D.- Naissance de groupes de réflexions sur l’e-santé

Nous relevons à plusieurs reprises dans ce travail de recherche les caractéristiques multiples à tous les niveaux qui entourent les informations de santé sur le web : quantité exponentielle, producteurs variés, très grand nombre d’usagers, sources diversifiées, etc. Pas toujours convergentes et « potentiellement conflictuelles », ces informations sont produites par une « modernité réflexive », puis consommées par des non professionnels de la santé qui les trient chacun à leur manière, se les réapproprient et les adaptent à leur propre besoin [Hardey, 2004]. Dans cette diversité, un intérêt commun pour l’information de santé numérique a réussi à fédérer des acteurs de différentes disciplines et de cultures hétérogènes.

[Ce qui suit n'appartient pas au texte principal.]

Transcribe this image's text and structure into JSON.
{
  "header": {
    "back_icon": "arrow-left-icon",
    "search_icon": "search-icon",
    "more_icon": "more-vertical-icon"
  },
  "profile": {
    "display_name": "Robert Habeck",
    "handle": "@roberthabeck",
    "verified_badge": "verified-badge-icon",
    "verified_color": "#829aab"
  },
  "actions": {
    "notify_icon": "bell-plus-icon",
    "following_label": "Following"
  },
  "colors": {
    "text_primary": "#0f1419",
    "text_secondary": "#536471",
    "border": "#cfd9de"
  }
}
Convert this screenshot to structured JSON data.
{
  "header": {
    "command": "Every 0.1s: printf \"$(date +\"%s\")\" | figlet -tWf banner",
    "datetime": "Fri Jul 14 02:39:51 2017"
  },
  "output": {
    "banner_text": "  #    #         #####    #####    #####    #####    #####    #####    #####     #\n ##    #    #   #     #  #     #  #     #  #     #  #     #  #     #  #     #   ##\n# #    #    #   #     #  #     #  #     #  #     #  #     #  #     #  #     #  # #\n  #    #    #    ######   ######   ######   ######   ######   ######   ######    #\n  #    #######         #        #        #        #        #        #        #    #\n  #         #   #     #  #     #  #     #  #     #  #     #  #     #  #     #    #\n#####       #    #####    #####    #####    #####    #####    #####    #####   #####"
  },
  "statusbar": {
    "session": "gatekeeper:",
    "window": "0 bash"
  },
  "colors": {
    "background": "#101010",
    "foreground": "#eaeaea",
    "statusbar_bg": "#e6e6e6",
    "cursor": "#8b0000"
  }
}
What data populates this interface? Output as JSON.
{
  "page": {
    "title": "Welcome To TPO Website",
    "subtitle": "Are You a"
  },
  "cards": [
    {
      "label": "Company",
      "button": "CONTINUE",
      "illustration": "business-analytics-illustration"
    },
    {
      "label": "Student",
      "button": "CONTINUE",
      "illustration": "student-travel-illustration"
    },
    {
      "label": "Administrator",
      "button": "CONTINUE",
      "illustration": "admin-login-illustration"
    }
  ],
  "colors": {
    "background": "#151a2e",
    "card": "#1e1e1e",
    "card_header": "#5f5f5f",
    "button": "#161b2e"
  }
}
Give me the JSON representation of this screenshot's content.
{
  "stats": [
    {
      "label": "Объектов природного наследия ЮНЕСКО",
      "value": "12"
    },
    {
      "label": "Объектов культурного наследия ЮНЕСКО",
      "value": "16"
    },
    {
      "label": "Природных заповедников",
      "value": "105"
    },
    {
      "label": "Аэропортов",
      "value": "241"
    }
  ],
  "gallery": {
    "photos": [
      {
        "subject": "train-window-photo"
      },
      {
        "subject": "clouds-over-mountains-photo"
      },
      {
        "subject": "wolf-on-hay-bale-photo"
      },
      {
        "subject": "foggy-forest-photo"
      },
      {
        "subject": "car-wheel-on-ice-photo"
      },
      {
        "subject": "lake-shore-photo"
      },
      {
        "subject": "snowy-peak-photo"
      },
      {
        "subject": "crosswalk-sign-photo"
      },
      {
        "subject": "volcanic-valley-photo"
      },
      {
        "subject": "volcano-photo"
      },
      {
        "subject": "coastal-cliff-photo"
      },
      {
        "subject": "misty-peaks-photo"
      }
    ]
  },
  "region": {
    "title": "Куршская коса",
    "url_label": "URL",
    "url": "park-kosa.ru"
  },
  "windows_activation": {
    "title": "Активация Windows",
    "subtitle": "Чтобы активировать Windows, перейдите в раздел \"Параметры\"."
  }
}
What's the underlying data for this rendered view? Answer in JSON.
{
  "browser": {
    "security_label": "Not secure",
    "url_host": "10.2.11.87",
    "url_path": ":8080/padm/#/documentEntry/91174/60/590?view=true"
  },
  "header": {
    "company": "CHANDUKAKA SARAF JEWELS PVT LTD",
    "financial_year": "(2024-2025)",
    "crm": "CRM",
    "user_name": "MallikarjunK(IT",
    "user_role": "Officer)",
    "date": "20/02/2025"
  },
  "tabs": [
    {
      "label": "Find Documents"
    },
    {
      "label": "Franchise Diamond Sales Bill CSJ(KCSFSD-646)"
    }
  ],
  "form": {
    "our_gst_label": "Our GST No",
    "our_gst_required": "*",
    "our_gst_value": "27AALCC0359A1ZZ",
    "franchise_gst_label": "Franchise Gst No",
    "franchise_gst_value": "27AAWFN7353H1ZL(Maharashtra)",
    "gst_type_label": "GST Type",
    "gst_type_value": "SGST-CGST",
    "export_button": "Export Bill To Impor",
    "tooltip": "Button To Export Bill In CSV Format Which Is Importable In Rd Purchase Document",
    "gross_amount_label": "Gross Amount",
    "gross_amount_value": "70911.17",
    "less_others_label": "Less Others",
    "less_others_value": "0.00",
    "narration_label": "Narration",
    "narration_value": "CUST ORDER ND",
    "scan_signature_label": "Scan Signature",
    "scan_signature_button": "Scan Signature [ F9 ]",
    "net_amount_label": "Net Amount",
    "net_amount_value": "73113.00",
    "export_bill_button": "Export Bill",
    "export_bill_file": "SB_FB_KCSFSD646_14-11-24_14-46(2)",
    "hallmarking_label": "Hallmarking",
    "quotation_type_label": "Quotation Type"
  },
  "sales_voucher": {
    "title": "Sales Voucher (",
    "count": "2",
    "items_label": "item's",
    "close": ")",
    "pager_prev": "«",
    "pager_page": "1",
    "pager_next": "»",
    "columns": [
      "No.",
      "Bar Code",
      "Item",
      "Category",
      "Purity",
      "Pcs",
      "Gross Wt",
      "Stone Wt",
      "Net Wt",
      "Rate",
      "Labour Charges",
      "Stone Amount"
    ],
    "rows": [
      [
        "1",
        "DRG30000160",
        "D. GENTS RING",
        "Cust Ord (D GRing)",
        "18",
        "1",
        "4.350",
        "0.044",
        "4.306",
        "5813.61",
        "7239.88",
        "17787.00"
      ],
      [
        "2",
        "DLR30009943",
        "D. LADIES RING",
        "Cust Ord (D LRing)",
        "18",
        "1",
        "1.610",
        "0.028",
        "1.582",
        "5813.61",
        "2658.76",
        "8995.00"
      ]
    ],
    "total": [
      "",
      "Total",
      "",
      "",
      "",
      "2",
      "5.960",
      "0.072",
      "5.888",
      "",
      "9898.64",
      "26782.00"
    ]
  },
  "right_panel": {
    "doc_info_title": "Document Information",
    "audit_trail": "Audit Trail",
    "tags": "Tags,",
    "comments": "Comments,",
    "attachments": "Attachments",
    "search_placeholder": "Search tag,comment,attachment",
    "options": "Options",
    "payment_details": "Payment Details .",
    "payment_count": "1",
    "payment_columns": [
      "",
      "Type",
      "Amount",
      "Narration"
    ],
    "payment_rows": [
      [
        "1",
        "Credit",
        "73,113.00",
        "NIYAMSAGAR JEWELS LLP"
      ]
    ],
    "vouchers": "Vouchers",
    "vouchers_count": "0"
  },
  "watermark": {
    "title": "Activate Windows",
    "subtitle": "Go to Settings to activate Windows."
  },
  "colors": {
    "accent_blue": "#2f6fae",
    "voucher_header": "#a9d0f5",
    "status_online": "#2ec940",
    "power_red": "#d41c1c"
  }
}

Aussitôt apparus sur le web, les informations de santé ont rassemblé des « animateurs de sites » du monde entier, et nous avons déjà évoqué précédemment que l’amélioration des informations mises en ligne était l’un des principaux ordres du jour de cette réunion. Il s’agit du congrès organisé par l’IHC les 5 et 6 octobre 1998 aux États-Unis. Avec près de 200 participants, anglo-saxons dans leur quasi-totalité, seulement deux francophones étaient présents à ce rassemblement et aucun français n’y avait assisté. Le Dr Daniel Désir, co-responsable du site web de l’Hôpital Érasme de Bruxelles à l’époque, a assisté à cette rencontre pionnière. Il a immédiatement interpellé les éditeurs francophones en ces termes :

« L’Internet ne connaît à ce jour ni frontière, ni barrière, ni censure. Il est dangereux de laisser les Américains capter l’attention de la planète, ouvrir à leur profit les vannes du commerce électronique, exercer à plein leur impérialisme de l’information, sans aucun contrepoids culturel, notamment francophone. Pour cerner ce danger, il faut le connaître, c’est-à-dire saisir toutes les occasions de fréquenter les Internautes et les webmasters

Le deuxième congrès de l’IHC s’est déroulé l’année suivante, le 13 octobre 1999, toujours aux États-Unis avec cette fois-ci la présence d’une française d’origine américaine, Denise Silber, à l’animation d’une table ronde sur la sécurisation des

données de santé transitant via le web. Les autres points forts qui ont marqué cette

rencontre étaient la question de l’éthique, la participation des patients à la prise en charge de leur santé ainsi qu’une question plus particulière à la population américaine, celle du climat de méfiance des patients vis-à-vis des professionnels de santé [Malhuret et Beaumelle, 1999].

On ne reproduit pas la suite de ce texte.